If we don’t know how or what to pray, it doesn’t matter. He does our praying in and for us, making prayer out of our wordless sighs, our aching groans.

Romans 8:26 (The Message)

My daughter, Carolina, her husband, Lukas, and their two children recently spent a summer month in Slovakia, his home country. Because of Covid-19, it had been a year and a half since his family had seen Miro, their 3-year old son.  And they had never met their daughter, Liana, who is just over a year old. So the pent-up longing to be together was understandably huge. 

 

But there is a “language barrier.” While many in Lukas’s family speak English, others speak it shyly or not at all. The children understand Slovak, and Miro can even speak it. In fact, some words he prefers to say in Slovak. After his mom and dad left him with the loving grandparents for five days to go to Paris for their anniversary, Miro was speaking Slovak fluently! Carolina understands it and sings Slovak songs with the kids.

 

Lukas has four living grandparents who neither speak nor understand English very well. Lukas and Carolina love their big extended family in Slovakia, and the month they spent together has been life-giving. Hal and I here in Atlanta look at the many photos they have been sharing of their Slovak family, and we can tell they are connecting in ways that don’t require speaking. In one picture, Lukas’s grandparents look lovingly at him as he cares for Miro, and their pride in him as a father and man is all over their faces.

 

How do we communicate with each other? In words, yes. But also with smiles, hugs, listening faces. With good food shared, with approval, with help in a moment of need. With music we share a moment of deep communication.
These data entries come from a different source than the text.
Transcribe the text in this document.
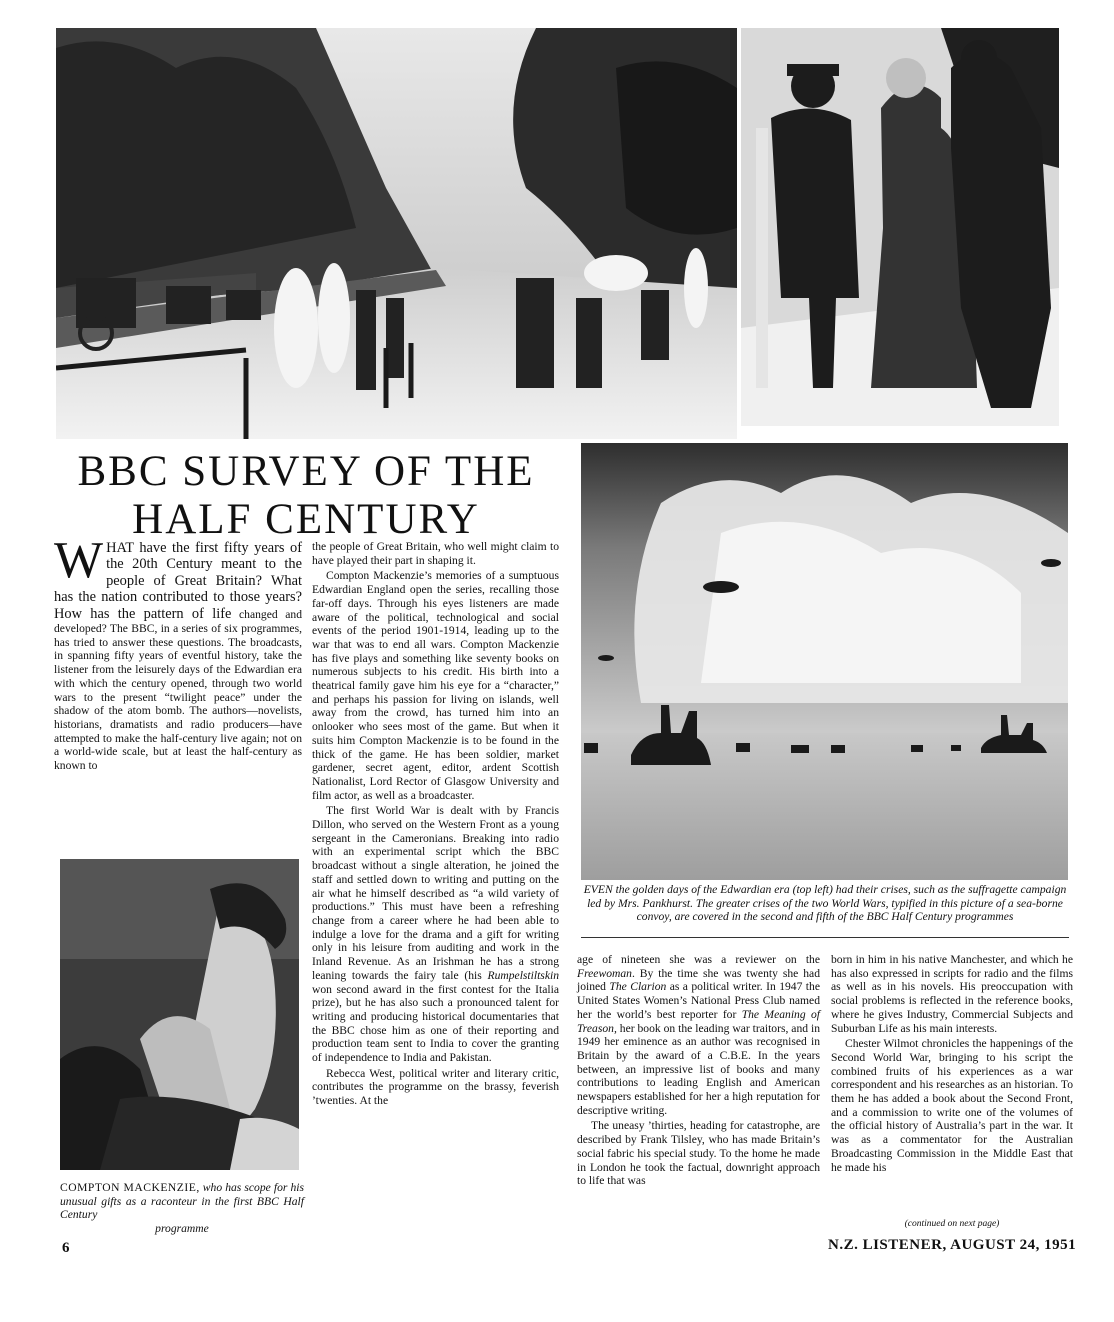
BBC SURVEY OF THE
HALF CENTURY

WHAT have the first fifty years of the 20th Century meant to the people of Great Britain? What has the nation contributed to those years? How has the pattern of life changed and developed? The BBC, in a series of six programmes, has tried to answer these questions. The broadcasts, in spanning fifty years of eventful history, take the listener from the leisurely days of the Edwardian era with which the century opened, through two world wars to the present “twilight peace” under the shadow of the atom bomb. The authors—novelists, historians, dramatists and radio producers—have attempted to make the half-century live again; not on a world-wide scale, but at least the half-century as known to

the people of Great Britain, who well might claim to have played their part in shaping it.

Compton Mackenzie’s memories of a sumptuous Edwardian England open the series, recalling those far-off days. Through his eyes listeners are made aware of the political, technological and social events of the period 1901-1914, leading up to the war that was to end all wars. Compton Mackenzie has five plays and something like seventy books on numerous subjects to his credit. His birth into a theatrical family gave him his eye for a “character,” and perhaps his passion for living on islands, well away from the crowd, has turned him into an onlooker who sees most of the game. But when it suits him Compton Mackenzie is to be found in the thick of the game. He has been soldier, market gardener, secret agent, editor, ardent Scottish Nationalist, Lord Rector of Glasgow University and film actor, as well as a broadcaster.

The first World War is dealt with by Francis Dillon, who served on the Western Front as a young sergeant in the Cameronians. Breaking into radio with an experimental script which the BBC broadcast without a single alteration, he joined the staff and settled down to writing and putting on the air what he himself described as “a wild variety of productions.” This must have been a refreshing change from a career where he had been able to indulge a love for the drama and a gift for writing only in his leisure from auditing and work in the Inland Revenue. As an Irishman he has a strong leaning towards the fairy tale (his Rumpelstiltskin won second award in the first contest for the Italia prize), but he has also such a pronounced talent for writing and producing historical documentaries that the BBC chose him as one of their reporting and production team sent to India to cover the granting of independence to India and Pakistan.

Rebecca West, political writer and literary critic, contributes the programme on the brassy, feverish ’twenties. At the

EVEN the golden days of the Edwardian era (top left) had their crises, such as the suffragette campaign led by Mrs. Pankhurst. The greater crises of the two World Wars, typified in this picture of a sea-borne convoy, are covered in the second and fifth of the BBC Half Century programmes

age of nineteen she was a reviewer on the Freewoman. By the time she was twenty she had joined The Clarion as a political writer. In 1947 the United States Women’s National Press Club named her the world’s best reporter for The Meaning of Treason, her book on the leading war traitors, and in 1949 her eminence as an author was recognised in Britain by the award of a C.B.E. In the years between, an impressive list of books and many contributions to leading English and American newspapers established for her a high reputation for descriptive writing.

The uneasy ’thirties, heading for catastrophe, are described by Frank Tilsley, who has made Britain’s social fabric his special study. To the home he made in London he took the factual, downright approach to life that was

born in him in his native Manchester, and which he has also expressed in scripts for radio and the films as well as in his novels. His preoccupation with social problems is reflected in the reference books, where he gives Industry, Commercial Subjects and Suburban Life as his main interests.

Chester Wilmot chronicles the happenings of the Second World War, bringing to his script the combined fruits of his experiences as a war correspondent and his researches as an historian. To them he has added a book about the Second Front, and a commission to write one of the volumes of the official history of Australia’s part in the war. It was as a commentator for the Australian Broadcasting Commission in the Middle East that he made his

(continued on next page)
COMPTON MACKENZIE, who has scope for his unusual gifts as a raconteur in the first BBC Half Century
programme
6	N.Z. LISTENER, AUGUST 24, 1951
With our quiet, unhurried presence, we communicate love and care. By just showing up, we communicate.  In offering our gifts, our strength, our time, we communicate. 

 

I once saw a cartoon about prayer. The prayer started, “Dear Lord. . .” followed by a scribbled tangle of lines. Then it ended, “Amen.” The implication was that God understands our prayers even when we can’t put anything into words. God can always read us. God knows exactly what we mean and what we need.

 

The Spirit of God understands when we cannot put our needs, our worries, our hurt, our wonder, and joy into words at all. Thanks be to God for the inexpressible gift of being deeply known and loved.

For Reflection


Have you ever had the experience of trying to make yourself understood in another language?

 


What does it mean to you that the Spirit can interpret our prayers when they are only tears or groans?

Prayer


Lord, I thank You that You hear me and know what I mean, even when I can’t speak or put a prayer together. Help me to be less limited in my understanding of others.  Help me to hear others with Your keen understanding and deep rapport. Lord, thank You for hearing my prayers. In Jesus’s name, Amen.